Okay I will try to explain the best I can. I wrote a function in VB that does what I want so I will show you. I am new to Java but I hope this helps.
Function ping(ToLocation as string) as boolean
//Return true if successfull and False if unsuccessfull
Ping = ping(ToLocation)
If not(Ping) then
end
end if
I have also got this code that I am working with, maybe it may help:
try
{
System.out.println("Will attempt to ping " + placeToGo);
Runtime runtime = Runtime.getRuntime();
Process proc = runtime.exec("ping " + placeToGo);
proc.waitFor();
InputStream in = proc.getInputStream();
//Response.Write("You have successfully pinged. ");
System.out.println("You have successfully pinged. ");
return true;
}
catch (Exception e)
{
System.out.println(e.toString());
System.exit(0);
If you know how to do the ping from command line, just place your commands in a command file (example.cmd) and run: cmd.exe is for NT and command.exe is for windows.
Process prcs1 = rt.exec("cmd.exe /c \"example.cmd\"");
try{
prcs1.waitFor();
}
catch(InterruptedException e){
System.out.println("Problem 1");
}
that can work, but I think you'll want to read the output and see if it is successful, something like:
[code]
Process p = Runtime.getRuntime().exec("ping -n 1 -w 5 machine");
BufferedReader r = new BufferedReader(new InputStreamReader(p.getInputStream()));
String s;
boolean bSucces = false;
while( (s=r.readLine()) != null) {
if(s.indexOf("(0% ") >= 0) {
bSuccess = true;
}
}
So you are not pinging a harddrive then ;)
But seriously, although this will work on windows, it will not on another platform and the output you get from a command may be different with the language of the windows platform.
that can work, but I think you'll want to read the
output and see if it is successful, something like:
Process p = Runtime.getRuntime().exec("ping -n 1 -w 5
machine");
BufferedReader r = new BufferedReader(new
InputStreamReader(p.getInputStream()));
String s;
boolean bSucces = false;
while( (s=r.readLine()) != null) {
if(s.indexOf("(0% ") >= 0) {
bSuccess = true;
}
}
So you are not pinging a harddrive then ;)

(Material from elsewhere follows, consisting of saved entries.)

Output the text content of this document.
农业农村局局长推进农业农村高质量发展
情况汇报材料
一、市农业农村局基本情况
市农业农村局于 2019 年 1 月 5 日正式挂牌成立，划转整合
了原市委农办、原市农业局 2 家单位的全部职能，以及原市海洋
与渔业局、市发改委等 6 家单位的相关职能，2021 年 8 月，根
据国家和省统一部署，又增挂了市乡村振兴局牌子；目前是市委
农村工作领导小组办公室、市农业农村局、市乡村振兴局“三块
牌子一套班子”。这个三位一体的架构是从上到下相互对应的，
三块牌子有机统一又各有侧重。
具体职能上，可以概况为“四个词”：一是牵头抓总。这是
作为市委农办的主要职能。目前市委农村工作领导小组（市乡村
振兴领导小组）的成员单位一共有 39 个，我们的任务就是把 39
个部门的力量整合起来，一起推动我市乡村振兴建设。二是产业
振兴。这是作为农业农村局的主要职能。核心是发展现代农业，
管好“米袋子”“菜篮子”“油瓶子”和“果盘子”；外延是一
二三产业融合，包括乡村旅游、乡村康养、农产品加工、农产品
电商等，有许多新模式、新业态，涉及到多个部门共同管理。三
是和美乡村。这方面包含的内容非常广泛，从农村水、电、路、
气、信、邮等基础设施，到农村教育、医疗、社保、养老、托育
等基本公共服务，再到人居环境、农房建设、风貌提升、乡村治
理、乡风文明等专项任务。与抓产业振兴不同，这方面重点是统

But seriously, although this will work on windows, it
will not on another platform and the output you get
from a command may be different with the language of
the windows platform.
Finally, Are you absolutely sure you need to ping? Can't you just try to connect to this database and see if it fails..
Grasshopper , if you find any good MAC JAVA forums let me know there are lots of little differences that most
JAVA programmers do not know about.(command line?)
I have put in a request for a board , but I don't know if it'll go unheard.
There is nothing (as far as I can remember) in the
MRJ spec for covering datagrams from sockets.
Ping is also quite unreliable as alot of sys-admins don't allow ping requests, and you would have to do it from an app rather than an applet.
maybe it would be worth connecting and if you can't connect (or you time out) then Sytem.exit(0)
hold up...try java.net.DatagramPacket 's send() and recieve() ... don't know if it works , but it sounds alot better than trying to do MS-DOS from a MAC ey?
as I said before if you find a MAC board , give me a shout.
BTW OSX is built atop of BSD , maybe there is some way to use this , Apple are good at supplying information on OSX (but not 8.6 unfortunatly)
hold up... I re-read you're original post
the harddrive? you can't ping you're own hard drive , not even on UNIX... .java.io.file use exists() returns a boolean.... ..
jus remember that on a MAC the seperator is ' : '
and not ' / ' (UNIX) or ' \ ' (MS-DOS)
there is something in JDirect about native File functions
for MAC , if java.io doesn't cut-it , but java.io is simpler.